Quand au compte à donner au portier j’ai deja commencé à lui donner
en compte avec l’ancien toutes les choses à mon usage. Mais je crois
inutile de lui donner en compte les habîts et autres porcelaines qui sont
sous clef. Ce demenagement du 2e. au premier a eté fait dans un
grand desordre. Mon oncle qui fesait l’entendu et voulait se charger
de tout de façon que l’ancienne portière quand je me plains de quelque
chose disait toujours, c’est Mr. Pascot qui a  voulu tout faire et ne m’a
[plusieurs mots raturés] point laissé ranger Comme je le desirais. Les
meubles souffrent aussi de ces remues menages et se sont trouvés à mon
arrivée dans un grand desordre.

J’ai reçu les 154 fr. du panier au lièvre ainsi que les serviettes qu’il

Page 4

renfermait : j’ai reçu egalement hier avec ta derniere lettre venue
par Piron, la lettre de change de 46 fr.

Je ne sais crois t’avoir dit que nos nouveaux portiers qui sont, d’après
toutes sortes de témoignages de fort honnêtes gens, sont fort malheureux,
parceque la femme vient de faire une très longue maladie, dont elle n’est pas
tout a fait remise qui, et qui a absorbé toutes les leurs [mot interlinéaire] ressources. Comme ils m’ont
prié de leur avancer leur quartier et je l’ai fait. l’homme qui travaille en chapeaux
de paille, aura de l’ouvrage d’ici à la fin du mois, et la femme une fois
remise de sa maladie, trouvera egalement à s’occuper. elle cout et fait toutes
sortes d’ouvrages. _ Le Lycée a encore envoyé pour la 2e ou 3e fois. Il m’a
fallu Comme tu penses renvoyer : j’ai promis pour d’ici à une quinzaine
[lacune] C’est je crois 186 fr. qui lui sont dus.

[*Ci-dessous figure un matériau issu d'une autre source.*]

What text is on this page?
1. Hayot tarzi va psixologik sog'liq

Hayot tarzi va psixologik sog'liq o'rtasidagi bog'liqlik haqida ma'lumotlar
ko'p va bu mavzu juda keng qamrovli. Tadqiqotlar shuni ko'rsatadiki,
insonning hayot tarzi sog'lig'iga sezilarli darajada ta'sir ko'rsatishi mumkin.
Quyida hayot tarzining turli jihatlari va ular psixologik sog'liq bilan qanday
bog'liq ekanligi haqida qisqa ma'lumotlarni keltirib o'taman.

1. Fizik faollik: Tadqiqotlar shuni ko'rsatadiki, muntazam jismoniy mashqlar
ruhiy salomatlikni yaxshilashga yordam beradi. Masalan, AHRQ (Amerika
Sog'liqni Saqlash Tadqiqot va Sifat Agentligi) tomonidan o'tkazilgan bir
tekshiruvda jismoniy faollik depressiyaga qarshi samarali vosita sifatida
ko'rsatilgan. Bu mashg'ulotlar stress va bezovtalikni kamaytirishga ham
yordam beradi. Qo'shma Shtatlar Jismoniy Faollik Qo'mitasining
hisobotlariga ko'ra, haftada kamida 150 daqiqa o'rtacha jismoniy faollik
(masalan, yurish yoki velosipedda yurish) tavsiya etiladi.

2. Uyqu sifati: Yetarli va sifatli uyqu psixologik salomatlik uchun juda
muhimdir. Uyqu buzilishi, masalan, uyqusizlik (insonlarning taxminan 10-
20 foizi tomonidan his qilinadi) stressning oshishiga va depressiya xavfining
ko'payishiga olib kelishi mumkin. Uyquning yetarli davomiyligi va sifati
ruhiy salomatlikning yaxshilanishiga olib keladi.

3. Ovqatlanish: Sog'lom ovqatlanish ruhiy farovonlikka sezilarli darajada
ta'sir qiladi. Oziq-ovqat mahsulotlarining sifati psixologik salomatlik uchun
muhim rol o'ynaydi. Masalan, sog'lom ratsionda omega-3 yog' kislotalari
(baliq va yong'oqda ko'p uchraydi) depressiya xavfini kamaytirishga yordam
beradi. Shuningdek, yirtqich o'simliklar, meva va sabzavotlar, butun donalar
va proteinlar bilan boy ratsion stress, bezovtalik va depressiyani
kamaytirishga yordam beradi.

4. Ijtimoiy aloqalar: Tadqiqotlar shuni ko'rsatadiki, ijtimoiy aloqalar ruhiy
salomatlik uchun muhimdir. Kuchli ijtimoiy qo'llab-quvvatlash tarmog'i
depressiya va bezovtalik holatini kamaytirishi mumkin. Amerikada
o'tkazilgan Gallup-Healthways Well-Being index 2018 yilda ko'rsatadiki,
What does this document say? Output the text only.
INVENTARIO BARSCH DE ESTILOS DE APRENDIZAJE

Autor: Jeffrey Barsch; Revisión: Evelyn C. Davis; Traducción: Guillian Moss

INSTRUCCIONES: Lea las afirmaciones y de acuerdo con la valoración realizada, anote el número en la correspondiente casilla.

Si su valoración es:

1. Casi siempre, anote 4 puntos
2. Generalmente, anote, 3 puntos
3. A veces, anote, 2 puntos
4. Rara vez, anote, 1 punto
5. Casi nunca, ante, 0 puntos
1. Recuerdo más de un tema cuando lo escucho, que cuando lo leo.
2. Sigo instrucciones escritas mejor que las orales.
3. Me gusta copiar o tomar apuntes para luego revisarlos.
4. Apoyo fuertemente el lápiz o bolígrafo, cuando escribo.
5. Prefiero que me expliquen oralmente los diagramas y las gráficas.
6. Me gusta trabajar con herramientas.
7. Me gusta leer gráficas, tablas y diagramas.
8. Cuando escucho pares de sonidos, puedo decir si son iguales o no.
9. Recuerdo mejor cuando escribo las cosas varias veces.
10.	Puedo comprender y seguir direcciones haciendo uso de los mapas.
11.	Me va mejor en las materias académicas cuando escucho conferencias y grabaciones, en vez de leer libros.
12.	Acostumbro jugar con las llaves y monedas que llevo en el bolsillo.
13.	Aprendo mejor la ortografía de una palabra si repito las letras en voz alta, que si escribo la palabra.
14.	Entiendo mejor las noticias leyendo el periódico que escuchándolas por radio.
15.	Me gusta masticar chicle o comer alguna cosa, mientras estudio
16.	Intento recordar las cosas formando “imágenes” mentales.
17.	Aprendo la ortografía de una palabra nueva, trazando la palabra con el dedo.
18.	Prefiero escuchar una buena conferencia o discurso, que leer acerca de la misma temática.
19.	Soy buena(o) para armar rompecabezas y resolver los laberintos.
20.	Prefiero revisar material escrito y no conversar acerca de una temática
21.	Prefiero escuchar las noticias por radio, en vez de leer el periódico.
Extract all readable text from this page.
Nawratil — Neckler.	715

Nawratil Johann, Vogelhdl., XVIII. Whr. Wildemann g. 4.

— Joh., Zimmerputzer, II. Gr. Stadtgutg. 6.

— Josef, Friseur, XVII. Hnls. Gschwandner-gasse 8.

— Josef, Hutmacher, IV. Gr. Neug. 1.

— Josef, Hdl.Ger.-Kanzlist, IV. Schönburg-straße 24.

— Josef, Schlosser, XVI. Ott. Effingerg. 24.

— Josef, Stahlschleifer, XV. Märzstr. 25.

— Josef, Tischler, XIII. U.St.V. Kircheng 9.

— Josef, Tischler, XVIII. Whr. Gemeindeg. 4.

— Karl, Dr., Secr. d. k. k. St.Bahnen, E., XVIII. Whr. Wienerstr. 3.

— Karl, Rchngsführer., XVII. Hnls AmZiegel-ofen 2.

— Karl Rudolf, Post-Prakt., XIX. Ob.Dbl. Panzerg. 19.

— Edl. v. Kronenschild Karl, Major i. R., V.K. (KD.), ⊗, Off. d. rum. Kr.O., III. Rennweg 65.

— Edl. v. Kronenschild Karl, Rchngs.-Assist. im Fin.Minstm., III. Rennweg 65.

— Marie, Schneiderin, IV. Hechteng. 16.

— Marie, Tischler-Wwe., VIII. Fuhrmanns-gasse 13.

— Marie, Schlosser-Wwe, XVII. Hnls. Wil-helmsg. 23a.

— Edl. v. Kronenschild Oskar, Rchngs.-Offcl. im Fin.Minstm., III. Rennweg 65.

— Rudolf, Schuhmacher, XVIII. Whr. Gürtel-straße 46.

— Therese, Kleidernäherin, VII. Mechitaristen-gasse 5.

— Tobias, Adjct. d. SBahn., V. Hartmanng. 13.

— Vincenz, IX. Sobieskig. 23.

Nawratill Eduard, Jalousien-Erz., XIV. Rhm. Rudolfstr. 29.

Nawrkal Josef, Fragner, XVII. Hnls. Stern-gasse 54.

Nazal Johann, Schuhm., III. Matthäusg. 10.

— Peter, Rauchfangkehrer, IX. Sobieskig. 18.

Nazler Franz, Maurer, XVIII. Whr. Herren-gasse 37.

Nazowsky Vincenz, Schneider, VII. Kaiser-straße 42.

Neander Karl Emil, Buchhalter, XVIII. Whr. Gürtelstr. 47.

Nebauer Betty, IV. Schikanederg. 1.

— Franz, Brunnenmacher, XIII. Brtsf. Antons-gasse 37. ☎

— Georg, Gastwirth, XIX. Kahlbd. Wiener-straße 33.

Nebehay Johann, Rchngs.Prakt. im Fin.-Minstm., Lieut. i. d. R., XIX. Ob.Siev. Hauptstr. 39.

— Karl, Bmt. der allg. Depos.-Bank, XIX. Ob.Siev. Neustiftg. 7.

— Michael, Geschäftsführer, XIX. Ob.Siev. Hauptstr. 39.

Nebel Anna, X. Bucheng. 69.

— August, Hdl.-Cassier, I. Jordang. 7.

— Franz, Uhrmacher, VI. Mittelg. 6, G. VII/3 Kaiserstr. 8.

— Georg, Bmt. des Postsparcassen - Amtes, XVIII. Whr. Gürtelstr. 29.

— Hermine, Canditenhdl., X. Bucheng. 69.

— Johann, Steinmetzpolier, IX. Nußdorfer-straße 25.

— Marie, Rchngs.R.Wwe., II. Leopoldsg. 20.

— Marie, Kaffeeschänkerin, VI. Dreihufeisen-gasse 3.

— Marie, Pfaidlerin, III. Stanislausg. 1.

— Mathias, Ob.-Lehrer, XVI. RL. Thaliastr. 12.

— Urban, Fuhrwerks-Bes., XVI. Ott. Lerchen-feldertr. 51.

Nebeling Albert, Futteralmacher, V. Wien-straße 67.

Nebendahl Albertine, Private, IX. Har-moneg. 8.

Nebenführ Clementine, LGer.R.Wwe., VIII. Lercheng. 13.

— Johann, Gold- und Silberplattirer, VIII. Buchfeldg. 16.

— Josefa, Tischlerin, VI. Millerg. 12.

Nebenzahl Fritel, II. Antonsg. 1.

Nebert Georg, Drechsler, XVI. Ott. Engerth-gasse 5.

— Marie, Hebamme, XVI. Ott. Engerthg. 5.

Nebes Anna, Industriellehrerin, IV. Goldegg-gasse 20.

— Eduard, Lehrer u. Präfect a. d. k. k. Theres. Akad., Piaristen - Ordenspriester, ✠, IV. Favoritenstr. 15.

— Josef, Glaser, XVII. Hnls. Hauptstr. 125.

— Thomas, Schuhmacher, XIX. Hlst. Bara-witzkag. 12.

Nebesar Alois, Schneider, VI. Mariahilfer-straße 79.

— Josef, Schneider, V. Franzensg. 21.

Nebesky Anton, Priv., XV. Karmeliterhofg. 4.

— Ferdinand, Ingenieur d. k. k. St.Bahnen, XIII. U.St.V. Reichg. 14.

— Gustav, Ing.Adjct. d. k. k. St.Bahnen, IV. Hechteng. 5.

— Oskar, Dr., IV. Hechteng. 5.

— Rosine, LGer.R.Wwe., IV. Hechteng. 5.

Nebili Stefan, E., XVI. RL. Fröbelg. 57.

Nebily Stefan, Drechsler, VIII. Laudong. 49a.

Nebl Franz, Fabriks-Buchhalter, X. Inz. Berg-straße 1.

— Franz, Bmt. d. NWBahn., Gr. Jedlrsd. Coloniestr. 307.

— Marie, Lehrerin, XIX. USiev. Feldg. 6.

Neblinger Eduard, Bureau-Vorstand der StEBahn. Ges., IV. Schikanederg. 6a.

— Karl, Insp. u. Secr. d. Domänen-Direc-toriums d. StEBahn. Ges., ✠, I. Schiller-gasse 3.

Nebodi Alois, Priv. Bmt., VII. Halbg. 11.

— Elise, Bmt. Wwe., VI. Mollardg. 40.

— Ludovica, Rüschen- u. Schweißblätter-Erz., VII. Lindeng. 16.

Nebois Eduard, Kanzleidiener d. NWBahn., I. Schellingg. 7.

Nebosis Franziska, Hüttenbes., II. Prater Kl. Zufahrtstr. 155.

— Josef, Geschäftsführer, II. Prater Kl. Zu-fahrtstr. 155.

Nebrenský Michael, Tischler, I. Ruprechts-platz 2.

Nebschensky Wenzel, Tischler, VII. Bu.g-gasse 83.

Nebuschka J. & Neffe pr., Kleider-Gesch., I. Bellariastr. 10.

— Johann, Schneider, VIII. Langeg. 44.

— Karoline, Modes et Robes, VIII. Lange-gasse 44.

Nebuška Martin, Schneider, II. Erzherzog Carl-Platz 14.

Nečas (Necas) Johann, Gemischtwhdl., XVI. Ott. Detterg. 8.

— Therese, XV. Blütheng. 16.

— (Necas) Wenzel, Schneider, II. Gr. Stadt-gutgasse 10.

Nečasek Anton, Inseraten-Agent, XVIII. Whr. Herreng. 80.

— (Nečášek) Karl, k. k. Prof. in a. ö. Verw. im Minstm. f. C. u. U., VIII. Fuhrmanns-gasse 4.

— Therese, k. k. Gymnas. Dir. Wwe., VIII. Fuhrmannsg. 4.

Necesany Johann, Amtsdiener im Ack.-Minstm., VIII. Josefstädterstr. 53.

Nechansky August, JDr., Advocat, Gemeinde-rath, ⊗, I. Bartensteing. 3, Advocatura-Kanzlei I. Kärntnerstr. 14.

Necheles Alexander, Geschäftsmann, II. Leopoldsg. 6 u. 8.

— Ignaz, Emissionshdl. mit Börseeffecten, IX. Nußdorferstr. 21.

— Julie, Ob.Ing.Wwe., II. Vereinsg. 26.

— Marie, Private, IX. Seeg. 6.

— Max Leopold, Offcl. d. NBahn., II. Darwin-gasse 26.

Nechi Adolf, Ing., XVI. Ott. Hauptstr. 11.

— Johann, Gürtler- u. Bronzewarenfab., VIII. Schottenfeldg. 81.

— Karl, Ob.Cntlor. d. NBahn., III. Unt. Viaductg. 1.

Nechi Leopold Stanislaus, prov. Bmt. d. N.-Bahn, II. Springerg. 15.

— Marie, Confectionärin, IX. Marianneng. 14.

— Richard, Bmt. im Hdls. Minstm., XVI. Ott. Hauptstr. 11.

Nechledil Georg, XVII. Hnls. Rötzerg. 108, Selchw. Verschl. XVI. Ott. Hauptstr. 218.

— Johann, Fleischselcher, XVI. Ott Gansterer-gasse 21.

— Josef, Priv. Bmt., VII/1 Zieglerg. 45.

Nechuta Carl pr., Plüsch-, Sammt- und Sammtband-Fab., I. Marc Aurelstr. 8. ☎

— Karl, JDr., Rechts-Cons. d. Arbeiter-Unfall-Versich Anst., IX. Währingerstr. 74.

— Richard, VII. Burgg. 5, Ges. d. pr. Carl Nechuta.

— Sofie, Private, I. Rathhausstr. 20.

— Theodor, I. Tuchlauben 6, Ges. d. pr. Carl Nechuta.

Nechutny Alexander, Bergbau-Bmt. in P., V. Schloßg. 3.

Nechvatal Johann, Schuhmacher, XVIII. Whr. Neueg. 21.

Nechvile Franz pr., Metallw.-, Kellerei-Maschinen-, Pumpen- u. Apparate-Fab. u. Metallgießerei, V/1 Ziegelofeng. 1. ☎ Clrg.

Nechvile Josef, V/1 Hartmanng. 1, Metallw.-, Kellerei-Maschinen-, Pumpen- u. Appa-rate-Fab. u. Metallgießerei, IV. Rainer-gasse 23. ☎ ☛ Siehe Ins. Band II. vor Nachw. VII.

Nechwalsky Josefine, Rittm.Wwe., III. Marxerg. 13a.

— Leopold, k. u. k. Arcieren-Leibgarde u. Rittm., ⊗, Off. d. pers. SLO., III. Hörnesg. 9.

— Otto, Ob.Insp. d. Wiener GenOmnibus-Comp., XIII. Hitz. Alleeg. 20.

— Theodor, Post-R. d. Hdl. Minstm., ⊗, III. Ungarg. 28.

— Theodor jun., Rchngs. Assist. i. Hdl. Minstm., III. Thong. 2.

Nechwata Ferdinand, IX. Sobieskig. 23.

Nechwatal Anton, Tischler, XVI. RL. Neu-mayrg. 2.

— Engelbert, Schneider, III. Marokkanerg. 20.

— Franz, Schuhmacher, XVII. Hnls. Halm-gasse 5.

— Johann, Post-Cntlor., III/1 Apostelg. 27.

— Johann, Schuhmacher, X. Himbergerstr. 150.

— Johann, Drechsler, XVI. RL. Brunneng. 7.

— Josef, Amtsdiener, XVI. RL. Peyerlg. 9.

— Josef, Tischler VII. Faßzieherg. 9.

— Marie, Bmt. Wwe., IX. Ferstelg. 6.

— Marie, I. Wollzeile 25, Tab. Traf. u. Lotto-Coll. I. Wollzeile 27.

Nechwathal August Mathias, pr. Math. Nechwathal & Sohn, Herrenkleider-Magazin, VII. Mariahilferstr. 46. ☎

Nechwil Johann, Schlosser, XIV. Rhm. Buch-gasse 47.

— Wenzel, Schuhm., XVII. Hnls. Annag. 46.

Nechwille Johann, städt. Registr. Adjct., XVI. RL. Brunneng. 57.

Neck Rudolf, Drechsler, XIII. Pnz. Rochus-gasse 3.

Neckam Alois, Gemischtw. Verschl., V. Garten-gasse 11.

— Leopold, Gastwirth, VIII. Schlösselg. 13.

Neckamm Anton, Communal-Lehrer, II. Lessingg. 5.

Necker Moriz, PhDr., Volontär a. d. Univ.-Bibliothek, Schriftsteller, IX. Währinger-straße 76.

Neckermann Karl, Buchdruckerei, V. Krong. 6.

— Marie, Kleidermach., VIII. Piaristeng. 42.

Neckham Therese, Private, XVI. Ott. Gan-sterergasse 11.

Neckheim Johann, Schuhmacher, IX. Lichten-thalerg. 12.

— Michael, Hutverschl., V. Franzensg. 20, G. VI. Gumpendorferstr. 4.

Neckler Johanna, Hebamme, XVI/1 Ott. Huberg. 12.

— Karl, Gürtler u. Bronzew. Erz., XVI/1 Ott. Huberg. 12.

[Adieu ma] chère sœur : portes toi bien. Je crains pour ma part d’avoir
ratt[rappé] [l]a fievre malgré tous mes soins pour les suites : je crois en avoir
deja eprouvé 2 petits accès : je redouble de ménagements pour qu’elle
en reste [1 petit mot barré] la. Si elle continuait, je ne scais trop qui je consulterais ; car pour
ce qui est de Mr. Chauffier, je crois que je mourrai des soins d’un autre
que des siens. Notre connaissance qui ne date pas de bien loin, n’aura [2 mots barrés]
pas d’autres suites. Adieu donc je t’embrasse de tout mon cœur ainsi que
mon beaufrere.

E. delacroix

J’ai touché les rentes. j’emploirai la tienne à ce que tu dis. Mais
pour la mienne, tu sens que je ne peux suffire à toutes ces depenses, donner souvent
3 fr ou 8 fr par jour à un modèle avec mes 130 fr.